From time immemorial, the _Verbascum thapsus_, or great mullein, has been a trusted popular remedy, in Ireland, for the treatment of the above formidable malady. It is a wild plant--most persons would call it a weed--found in many parts of the United Kingdom; and, according to Sowerby's _British Botany_, vol. vi., page 110, is "rather sparingly distributed over England and the south of Scotland." In most parts of Ireland, however, in addition to growing wild it is carefully cultivated in gardens, and occasionally on a rather extensive scale; and this is done wholly and solely in obedience to a steady popular call for the herb by phthisical sufferers. Constantly, in Irish newspapers, there are advertisements offering it for sale; and there are, in this city, pharmaceutical establishments of the first rank in which it can be bought. Still it does not appear in the Pharmacopoeia; nor, as far as I know, has its use received the official sanction of the medical profession. Some friends with whom I talked over the matter at the Pharmaceutical Conference at Southampton last August, suggested that it would be desirable to make a therapeutical research into the powers of this drug, and ascertain by actual experiment its efficacy or otherwise. Having partially accomplished this, I am anxious to very briefly set forth what has been done, in order that others may be induced to co-operate in the work.
"There are five mulleins, all belonging to the parent order of the Scrophulariaceæ; but the old Irish remedy is the great mullein, or _Verbascum thapsus_, a faithful delineation of which will be found in Plate 1, 437, vol. vi., of Sowerby. It is a hardy biennial, with a thick stalk, from eighteen inches to four feet high, and with very peculiar large woolly and mucilaginous leaves, and a long flower spike with ugly yellow and nearly sessile flowers. The leaves are best gathered in late summer or autumn, shortly before the plant flowers. In former times it appears to have been rather highly thought of, particularly as a remedy for diarrhoea; and Dioscorides, Culpepper, and Gerarde favorably allude to it.
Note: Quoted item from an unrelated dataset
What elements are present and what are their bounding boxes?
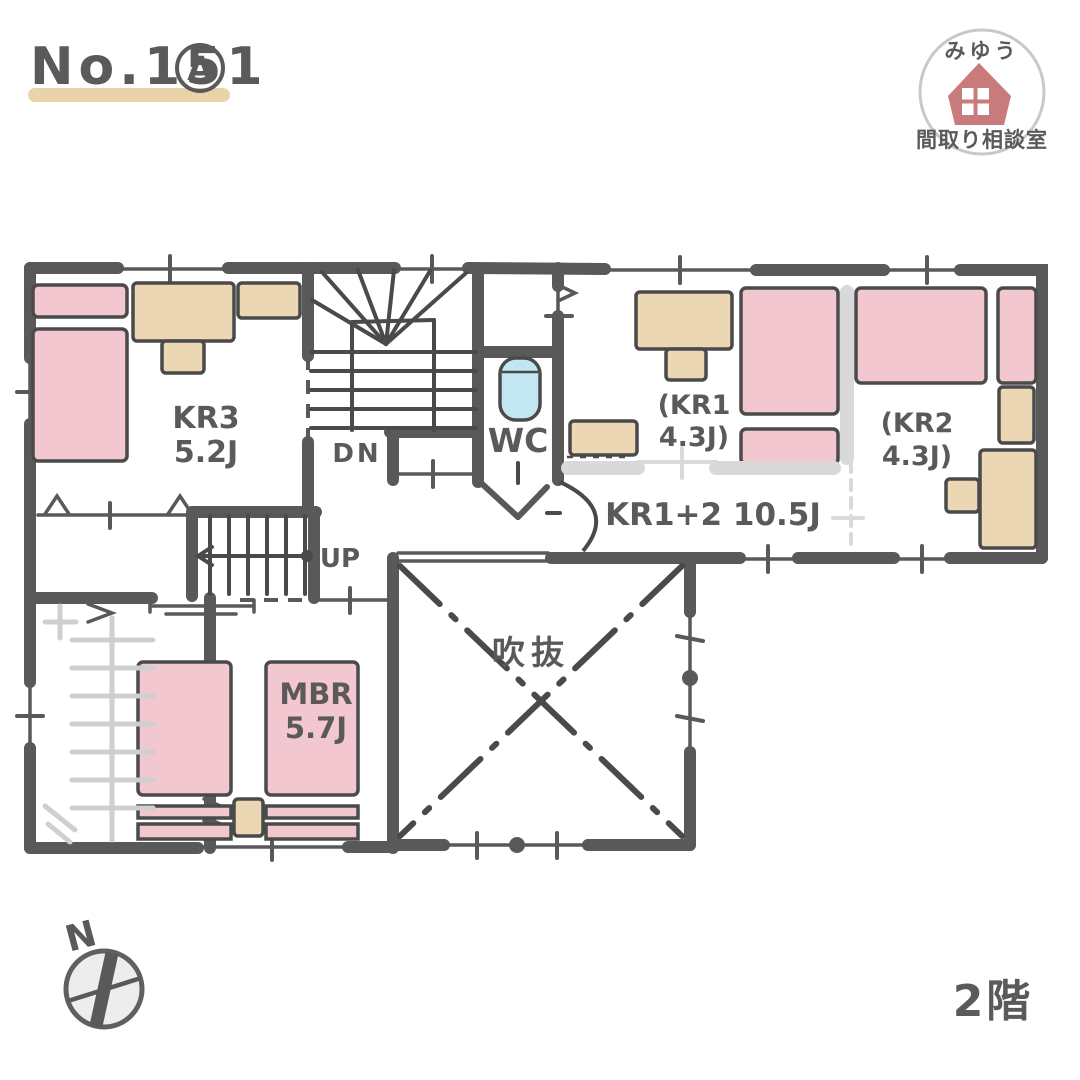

"Having been furnished with a good supply of fresh mullein from a garden near this city, where it is extensively grown, I commenced operations. As it proved useful, subsequent supplies were procured from our drug-contractor.
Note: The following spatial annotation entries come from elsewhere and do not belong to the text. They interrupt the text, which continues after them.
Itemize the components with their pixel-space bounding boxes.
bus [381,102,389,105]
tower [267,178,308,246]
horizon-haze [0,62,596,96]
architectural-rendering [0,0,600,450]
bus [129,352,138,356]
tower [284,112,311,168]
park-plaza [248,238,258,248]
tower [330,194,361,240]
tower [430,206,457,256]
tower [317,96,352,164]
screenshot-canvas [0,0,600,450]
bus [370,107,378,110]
"The old Irish method of administering the mullein is to place an ounce of dried leaves, or a corresponding quantity of the fresh ones, in a pint of milk; to boil for ten minutes, and then to strain. This strained fluid is given warm to the patient, with or without a little sugar. It is administered twice a day; and the taste of the mixture is bland, mucilaginous, comforting to the praecordia, and not disagreeable. I resolved to try this method, and also the watery infusion; and, moreover, the natural expressed juice fortified with glycerin. This latter preparation was carefully made for me, from fresh mullein leaves, by Dr. John Evans, chemist to the Queen and the Prince of Wales.